A PALAVRA EM SEU DESERTO

O OUTRO

Eu canto a ovelha
e o lobo,
a serpente que engole
a própria cauda
e o fim sábio
do poeta tolo.

Eu canto o limo
e o mar aberto,
a madrugada
dos poetas e o tiro seco
dos filósofos.

Eu canto o estrondo
da trombeta,
o anjo em pele de meteoro
e o monge que titubeia
entre o louco e o santo.

Eu sou o outro
que me falta
e são tantas coisas inacabadas
que me tiram o sono:

o viajante sem destino
que pega um barco
para Colômbia
e no trânsito dos planetas
atravessa
o sinal vermelho;

o místico
que doma a solidão
ou faz da serenidade
uma irmã;

um livro empoeirado
na gaveta
com Gottlob Frege
falando da estrela
da manhã;

uma pequena cidade
que morei
e não me despedi;

o sonho que perfura
minha tarde e por ele
perdi a gravidade.

Eu sou o outro
que me falta
e são tantas coisas inacabadas
que me completam

e ainda perco o juízo,
com saudade
de quando erámos
melhores.

♣♣♣

TRAVA

O poeta e a trava da escrita.

Pássaro sonoro ou coragem
da palavra, sem malabarismo

queria algo feito maçã
ou ipê: há nomes tão deliciosos
que dão vontade de comer.

Revirou conceitos e espantos,
nenhuma crônica saciou a parte

incompleta da sua garganta.

Ele foi cuidar do jardim feito
quem medita sobre a serenidade
de uma chuva temporã.

O chão semelhante a um sânscrito
numa bata indiana.

Uma imagem soluçou
nas gramíneas daquela manhã

[um pássaro morto
entre a areia e as folhas –
com um pouco mais de vento

não verei o seu rosto].

♣♣♣

MEMENTO

Se o tempo
não deteriorasse

eu o chamaria
eternidade.

Uma colheita,
uma foice.

O pássaro nasce e já é voo.

♣♣♣

THOREAU

Rasga nas entranhas.
Nos canais
úmidos
do peito,

o sonho antigo
de morar numa montanha
e tomar banho
em outros flúmenes.

E esse sonho antigo,
feito um incêndio que
incinera o crepúsculo
da língua.

E essa vontade
de subir a montanha
e aprender a língua
das plantas,

saber como o girassol
escreve infinito
com o amarelo.

Eu quero
compreender
a voz da natureza,

o dialeto das plantas,
a língua dos anjos
e o sotaque de um sino.

Eu quero uma manhã
com rosto
de flamboyant.

♣♣♣

NATURA

Cavalos selvagens em fuga
do que é domesticável,

do que se afoga na finura
das moiras dos destinos.

As patas sangram.
Respirar sem ferraduras,

livre do peso de todo
animal que calcula.

♣♣♣

TRANSPOSIÇÃO

Tirei do girassol
as suas cores matinais
e sentei a existência
num vagão embriagado.

Na angústia-férrea
de primaveras e gestos
impensáveis, extrapolei
e perdi a estação.

Nas entrelinhas
do silêncio a palavra
pesa e o sangue não pondera.

Entre bétulas e trilhos
a loucura é bilíngue.

♦♦♦

Tito Leite nasceu em Aurora/CE (1980).
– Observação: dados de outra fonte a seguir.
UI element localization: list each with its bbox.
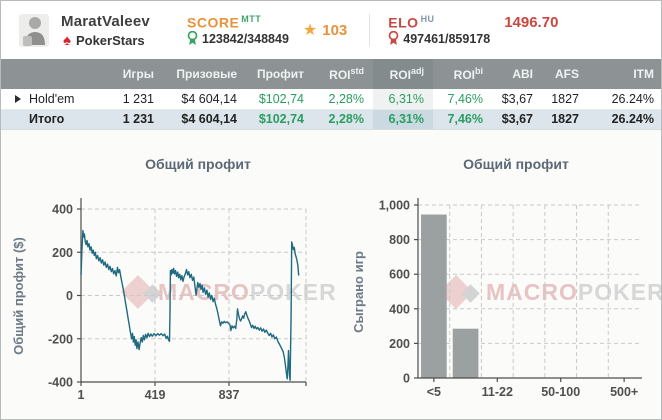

É poeta e Monge beneditino, mestre em Filosofia pela Universidade Federal do Rio Grande do Norte. É autor dos livros de poemas Digitais do Caos (Selo edith, 2016) e Aurora de Cedro (7letras, 2019). Dilúvio das Almas (Todavia, 2022) é o seu primeiro romance. Participou das antologias Sob a pele da língua – breviário poético brasileiro (org. Floriano Martins, Arc Edições, 2019), Revista Gueto: edição impressa n.1 (org. Rodrigo Novaes de Almeida, Patuá, 2019).